Una pancarta, colocada en un paso elevado sobre una autovía madrileña, suscita la siguiente reflexión en medio de una caravana debida a un embotellamiento a la entrada de la gran ciudad en una llamada hora punta: “Me encanta ir a trabajar en bici”.
Seguro que más de un conductor de utilitario, es decir, un chófer de su propio auto, que es quien le exige utilizarlo y sacarlo de paseo y aparcarlo aquí y acullá, se ha cabreado al leerla.
Sí, sobre todo porque hubiera bastado para suscitar la sonrisa reflexiva de la intención irónica que dijera: “Me encanta ir en bici”. Sin más. No hacía falta especificar a dónde.

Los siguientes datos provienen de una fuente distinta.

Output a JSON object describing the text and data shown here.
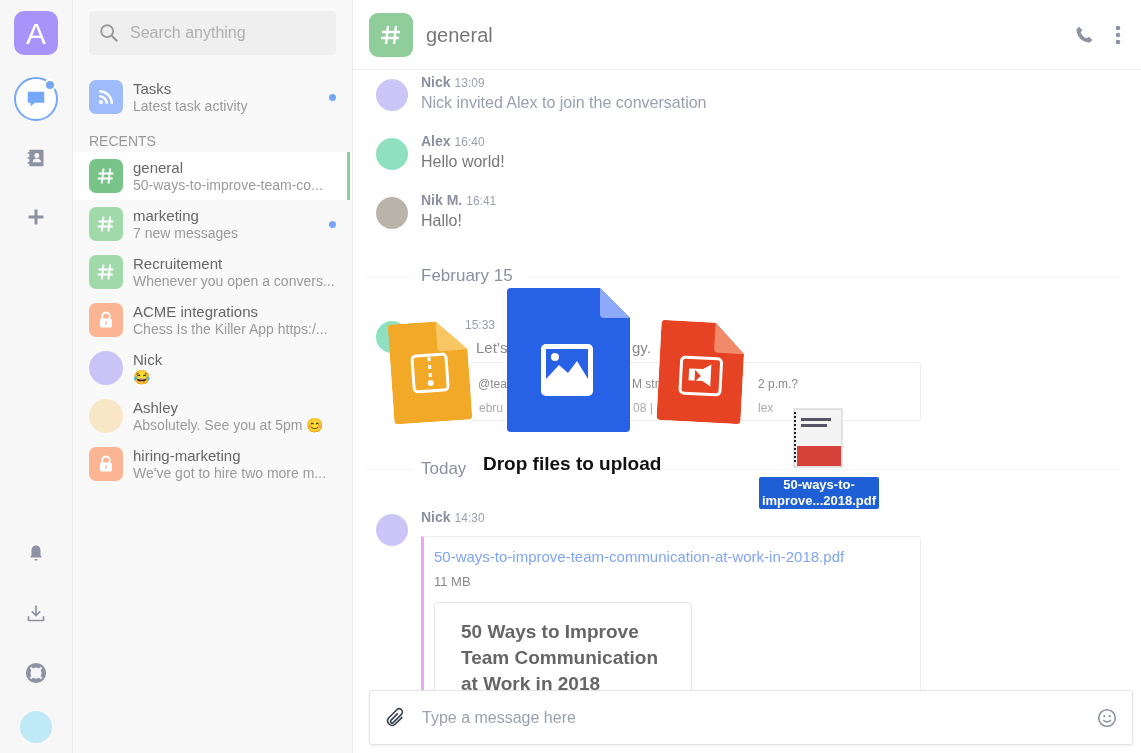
{
  "rail": {
    "logo_letter": "A",
    "items": [
      {
        "kind": "chat",
        "selected": true,
        "unread": true
      },
      {
        "kind": "contacts",
        "selected": false,
        "unread": false
      },
      {
        "kind": "add",
        "selected": false,
        "unread": false
      }
    ],
    "bottom": [
      {
        "kind": "bell"
      },
      {
        "kind": "download"
      },
      {
        "kind": "help"
      },
      {
        "kind": "avatar"
      }
    ]
  },
  "sidebar": {
    "search": {
      "placeholder": "Search anything"
    },
    "tasks": {
      "title": "Tasks",
      "subtitle": "Latest task activity",
      "unread": true
    },
    "section": "RECENTS",
    "items": [
      {
        "kind": "channel",
        "title": "general",
        "subtitle": "50-ways-to-improve-team-co...",
        "selected": true,
        "unread": false
      },
      {
        "kind": "channel",
        "title": "marketing",
        "subtitle": "7 new messages",
        "selected": false,
        "unread": true
      },
      {
        "kind": "channel",
        "title": "Recruitement",
        "subtitle": "Whenever you open a convers...",
        "selected": false,
        "unread": false
      },
      {
        "kind": "private",
        "title": "ACME integrations",
        "subtitle": "Chess Is the Killer App https:/...",
        "selected": false,
        "unread": false
      },
      {
        "kind": "direct",
        "title": "Nick",
        "subtitle": "😂",
        "color": "#c9c3f7",
        "selected": false,
        "unread": false
      },
      {
        "kind": "direct",
        "title": "Ashley",
        "subtitle": "Absolutely. See you at 5pm 😊",
        "color": "#f7e7c6",
        "selected": false,
        "unread": false
      },
      {
        "kind": "private",
        "title": "hiring-marketing",
        "subtitle": "We've got to hire two more m...",
        "selected": false,
        "unread": false
      }
    ]
  },
  "header": {
    "title": "general"
  },
  "messages": [
    {
      "kind": "event",
      "author": "Nick",
      "color": "#cbc5f8",
      "time": "13:09",
      "text": "Nick invited Alex to join the conversation"
    },
    {
      "kind": "message",
      "author": "Alex",
      "color": "#8ee0c0",
      "time": "16:40",
      "text": "Hello world!"
    },
    {
      "kind": "message",
      "author": "Nik M.",
      "color": "#b9b3aa",
      "time": "16:41",
      "text": "Hallo!"
    },
    {
      "kind": "date",
      "text": "February 15"
    },
    {
      "kind": "obscured",
      "color": "#8ee0c0",
      "time": "15:33",
      "line": [
        "Let’s",
        "gy."
      ],
      "quote": [
        "@tea",
        "M str",
        "2 p.m.?"
      ],
      "quote_meta": [
        "ebru",
        "08 |",
        "lex"
      ]
    },
    {
      "kind": "date",
      "text": "Today"
    },
    {
      "kind": "file",
      "author": "Nick",
      "color": "#cbc5f8",
      "time": "14:30",
      "file_name": "50-ways-to-improve-team-communication-at-work-in-2018.pdf",
      "size": "11 MB",
      "preview_title": "50 Ways to Improve Team Communication at Work in 2018"
    }
  ],
  "drop_overlay": {
    "title": "Drop files to upload",
    "dragged_file": "50-ways-to-improve...2018.pdf"
  },
  "composer": {
    "placeholder": "Type a message here"
  }
}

Porque, vamos a ver, a mí, aunque no soy un vago redomado ni un perezoso indecente, no me gustaba ir a trabajar, ni que me recordaran que tenía que ir... ¡Uf, qué sudores fríos me entran de sólo recordarlo! ¡Afortunadamente ya estoy jubilado! Y me encanta ir en bici a cualquier sitio, aunque no practicar el ciclismo, que es un deporte, cosa harto distinta y, como tal deporte, un trabajo, por supuesto. Pero lo primero que dice la pancarta es "Me encanta ir a trabajar..." y eso no le gusta a casi nadie, salvo a los masoquistas. No pone "Me encanta ir en bici" sin más. Reza: "Me encanta ir a trabajar en bici". Es como si hubiera puesto: "Me encanta ir al matadero en bici". Y eso no. Ahí precisamente no le encanta ir a nadie de ninguno de los modos.